Russia, Turkey Agree to Remove Kurds From Turkey-Syria Border

October 22, 2019 Updated: October 22, 2019

Russian President Vladimir Putin and Turkish President Recep Tayyip Erdogan agreed to create a buffer zone in northern Syria and will remove Kurdish fighters along the border.

After several hours of talks, the two leaders said a “safe zone” would be implemented in northeastern Syria, and they would initiate joint patrols in the area. The announcement comes days after Turkey incurred into northern Syria on Oct. 9 to remove Kurdish fighters that it has described as “terrorists” from the area.

According to the deal, starting on Oct. 23, Russian forces and Syrian border guards will “facilitate the removal of [Kurdish] YPG elements and their weapons to the depth” of 30 kilometers (20 miles) from the Turkish–Syrian border.

Turkish soldiers and Turkey-backed Syrian fighters gather on the northern outskirts of the Syrian city of Manbij near the Turkish border on Oct. 14, 2019. (Zein Al Rifai/AFP via Getty Images)
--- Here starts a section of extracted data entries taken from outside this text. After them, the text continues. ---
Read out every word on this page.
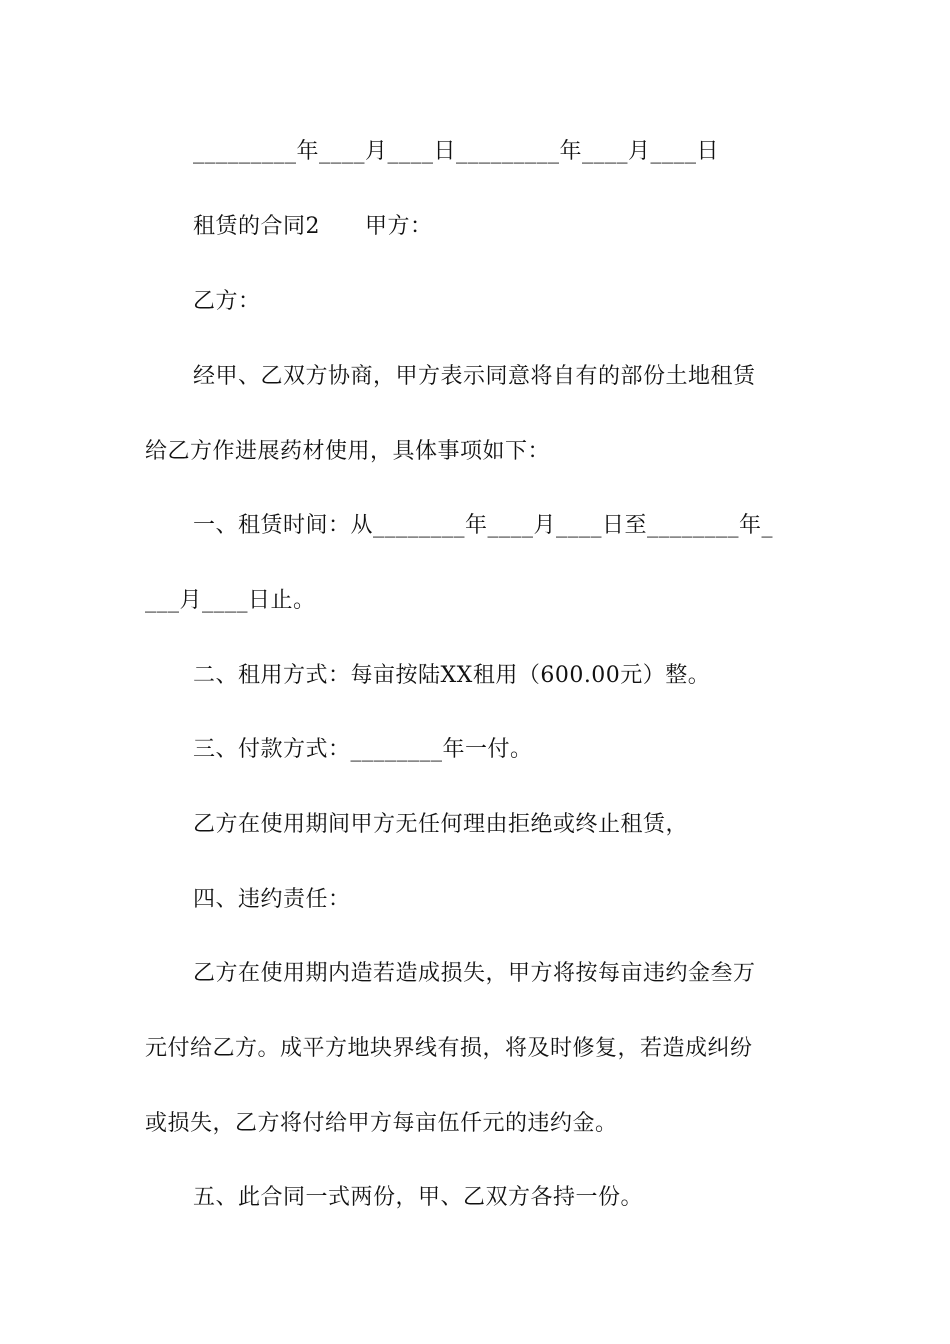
_________年____月____日_________年____月____日
租赁的合同2　　甲方：
乙方：
经甲、乙双方协商，甲方表示同意将自有的部份土地租赁
给乙方作进展药材使用，具体事项如下：
一、租赁时间：从________年____月____日至________年_
___月____日止。
二、租用方式：每亩按陆XX租用（600.00元）整。
三、付款方式：________年一付。
乙方在使用期间甲方无任何理由拒绝或终止租赁，
四、违约责任：
乙方在使用期内造若造成损失，甲方将按每亩违约金叁万
元付给乙方。成平方地块界线有损，将及时修复，若造成纠纷
或损失，乙方将付给甲方每亩伍仟元的违约金。
五、此合同一式两份，甲、乙双方各持一份。
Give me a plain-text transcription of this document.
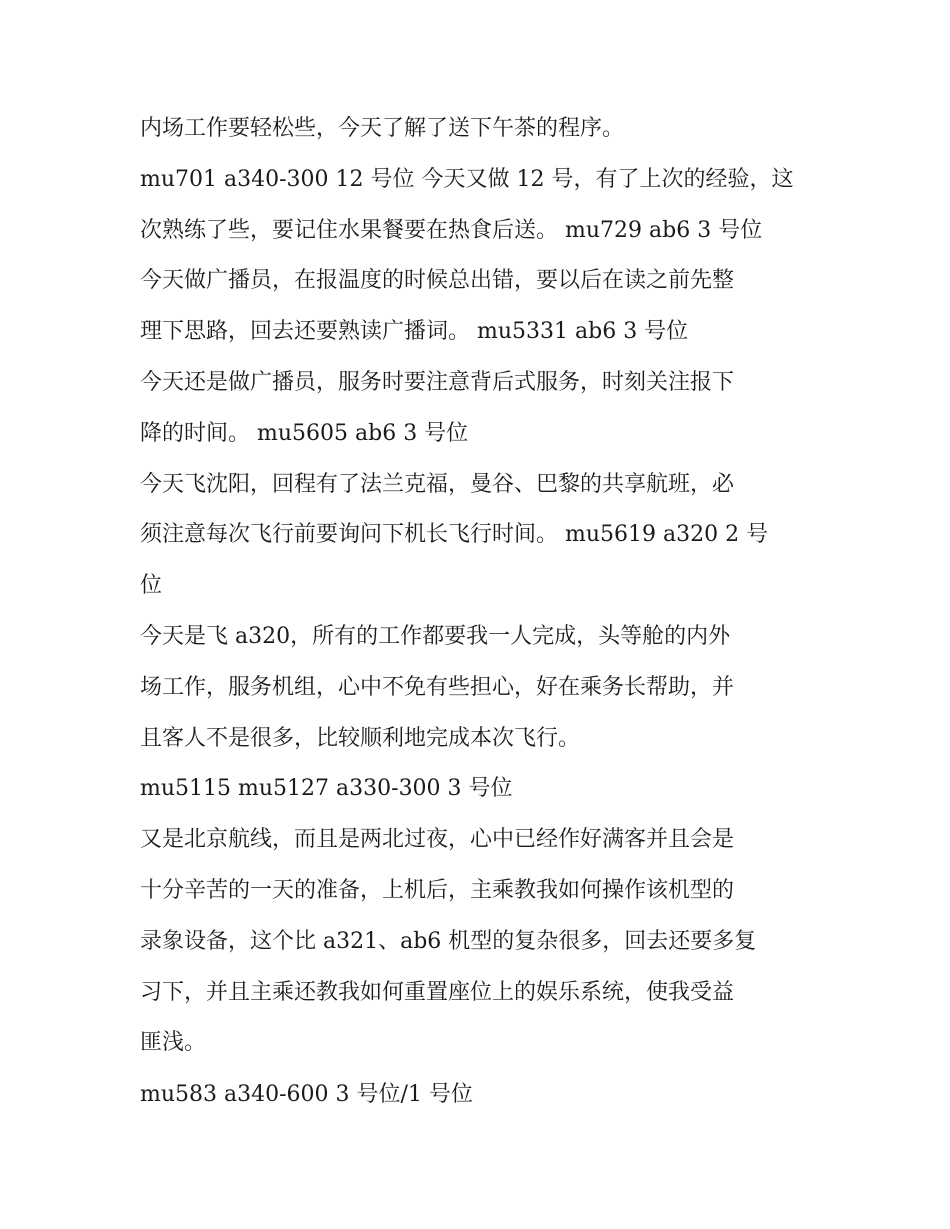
内场工作要轻松些，今天了解了送下午茶的程序。
mu701 a340-300 12 号位 今天又做 12 号，有了上次的经验，这
次熟练了些，要记住水果餐要在热食后送。 mu729 ab6 3 号位
今天做广播员，在报温度的时候总出错，要以后在读之前先整
理下思路，回去还要熟读广播词。 mu5331 ab6 3 号位
今天还是做广播员，服务时要注意背后式服务，时刻关注报下
降的时间。 mu5605 ab6 3 号位
今天飞沈阳，回程有了法兰克福，曼谷、巴黎的共享航班，必
须注意每次飞行前要询问下机长飞行时间。 mu5619 a320 2 号
位
今天是飞 a320，所有的工作都要我一人完成，头等舱的内外
场工作，服务机组，心中不免有些担心，好在乘务长帮助，并
且客人不是很多，比较顺利地完成本次飞行。
mu5115 mu5127 a330-300 3 号位
又是北京航线，而且是两北过夜，心中已经作好满客并且会是
十分辛苦的一天的准备，上机后，主乘教我如何操作该机型的
录象设备，这个比 a321、ab6 机型的复杂很多，回去还要多复
习下，并且主乘还教我如何重置座位上的娱乐系统，使我受益
匪浅。
mu583 a340-600 3 号位/1 号位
After five days, Russian and Turkish patrols “will start in the west and the east of the area of Operation Peace Spring with a depth of 10 kilometers (6.2 miles), except Qamishli city,” stated a memorandum of understanding between the two nations.

Russia and Turkey, it added, will also work to contain “terrorist elements” from springing up in the area. The memorandum didn’t elaborate.

Syrian government forces raise a national flag and an image of President Bashar al-Assad at Tabqa airbase in northern Syria’s Raqa region on Oct. 16, 2019.  (AFP via Getty Images)

The YPG, the key component in the Syrian Democratic Forces that have for years fought alongside U.S. troops against ISIS, will also leave the towns of Tel Rifaat and Manbij under the deal, Reuters reported.

“This operation also guarantees Syria’s territorial integrity and political unity … We never had any interest in Syria’s land and sovereignty,” Erdogan said at the press conference. “The main aim of the operation is to take out PKK/YPG terror organizations from the area and to facilitate the return of Syrian refugees,” he remarked.

Russian Foreign Minister Sergey Lavrov also confirmed the leaders came to an agreement.

Civilians flee with their belongings amid Turkish bombardment on Syria’s northeastern town of Ras al-Ain in the Hasakeh province along the Turkish border on Oct. 9, 2019. (Delil Souleiman/AFP via Getty Images)

The move comes about two weeks after the White House announced the withdrawal of U.S. forces from the border area, precipitating Turkey’s incursion into the Syrian border region. However, U.S. officials, including Secretary of State Mike Pompeo, said President Donald Trump is prepared to use military force again.

“We prefer peace to war,” Pompeo said on Oct. 21. “But in the event that kinetic action or military action is needed, you should know that President Trump is fully prepared to undertake that action.”

Trump told reporters at a cabinet meeting that the United States “never agreed to protect the Kurds for the rest of their lives.

“We’re not going to take a position. Let them fight themselves,” Trump said, referring to the Turkish–Kurdish conflict.

On Oct. 21, Trump authorized $4.5 million in direct support to the Syria Civil Defense to continue its “important and highly valued work” in Syria.

“The United States encourages our allies and partners to join us in our support for the SCD and in our efforts to protect civilians, religious and ethnic minorities, and other innocent victims of the Syrian conflict,” according to a White House statement.